The city, though it is not often mentioned by ancient writers, appears from its vast and beautiful ruins, to have been, as Strabo asserts, one of the largest cities of Lycia, its chief port city until the harbor silted up to form the reed-filled wetlands of today. According to the Lycian history of Menecrates, quoted by Stephanus of Byzantium the city was a colony of Xanthos, and originally bore the name of Artymnesos, afterwards changed into Pinara, which, in the Lycian language, signified a round hill, the town being situated on such an eminence. Its ruins were discovered by Sir Charles Fellows, near the modern village of Minare (Minara). From amidst the ancient city, he says, rises a singular round rocky cliff (the pinara of the Lycians), literally specked all over with tombs. Beneath this cliff lie the ruins of the extensive and splendid city. The theater is in a very perfect state; all the seats are remaining, with the slanting sides towards the proscenium, as well as several of its doorways. The walls and several of the buildings are of the Cyclopean masonry, with massive gateways formed of three immense stones. The tombs are innumerable, and the inscriptions are in the Lycian characters, but Greek also occurs often on the same tombs. Some of these rock-tombs are adorned with fine and rich sculptures.
Pinara was a member of the Lycian League, in which it held three votes. Pinara surrendered to Alexander the Great in 334 BC. After Alexanders death, the city fell to the kingdom of Pergamum. Pinara became a Roman city when Pergamum was willed by its last king Attalus III to the Roman Republic in 133 BC. The city enjoyed prosperity during Roman rule, but was badly damaged by earthquakes in 141 AD and 240 AD.

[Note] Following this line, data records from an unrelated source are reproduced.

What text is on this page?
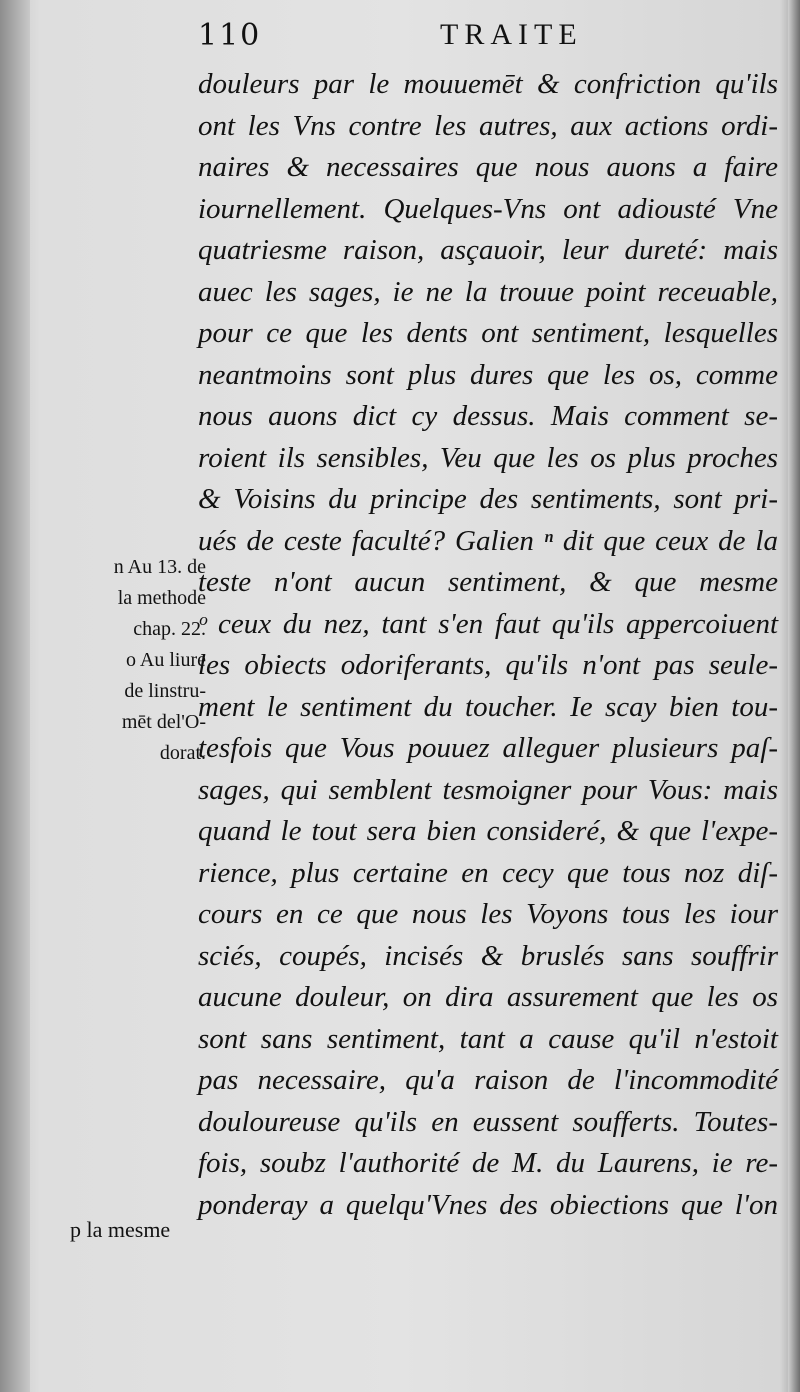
110	TRAITE
douleurs par le mouuemēt & confriction qu'ils
ont les Vns contre les autres, aux actions ordi-
naires & necessaires que nous auons a faire
iournellement. Quelques-Vns ont adiousté Vne
quatriesme raison, asçauoir, leur dureté: mais
auec les sages, ie ne la trouue point receuable,
pour ce que les dents ont sentiment, lesquelles
neantmoins sont plus dures que les os, comme
nous auons dict cy dessus. Mais comment se-
roient ils sensibles, Veu que les os plus proches
& Voisins du principe des sentiments, sont pri-
ués de ceste faculté? Galien ⁿ dit que ceux de la
teste n'ont aucun sentiment, & que mesme
ᵒ ceux du nez, tant s'en faut qu'ils appercoiuent
les obiects odoriferants, qu'ils n'ont pas seule-
ment le sentiment du toucher. Ie scay bien tou-
tesfois que Vous pouuez alleguer plusieurs paſ-
sages, qui semblent tesmoigner pour Vous: mais
quand le tout sera bien consideré, & que l'expe-
rience, plus certaine en cecy que tous noz diſ-
cours en ce que nous les Voyons tous les iour
sciés, coupés, incisés & bruslés sans souffrir
aucune douleur, on dira assurement que les os
sont sans sentiment, tant a cause qu'il n'estoit
pas necessaire, qu'a raison de l'incommodité
douloureuse qu'ils en eussent soufferts. Toutes-
fois, soubz l'authorité de M. du Laurens, ie re-
ponderay a quelqu'Vnes des obiections que l'on
n Au 13. de
la methode
chap. 22.
o Au liure
de linstru-
mēt del'O-
dorat.
p la mesme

Pinara was Christianized early. Five bishops are known: Eustathius, who signed the formula of Acacius of Cæsarea at the Council of Seleucia in 359; Heliodorus, who signed the letter from the bishops of Lycia to the emperor Leo I the Thracian (458); Zenas, present at the Trullan Council (692); Theodore, at the Second Council of Nicaea (787); Athanasius, at the synod that reinstated Patriarch Photius I of Constantinople (the Photian Council) in 879. Pinara was the birthplace of Nicolas of Myra. Under repeated pressure from invading forces, the city became uninhabited in the ninth century.
It remains a titular see of the Roman Catholic Church, Pinarensis; the seat has been vacant since the death of the last bishop in 1974.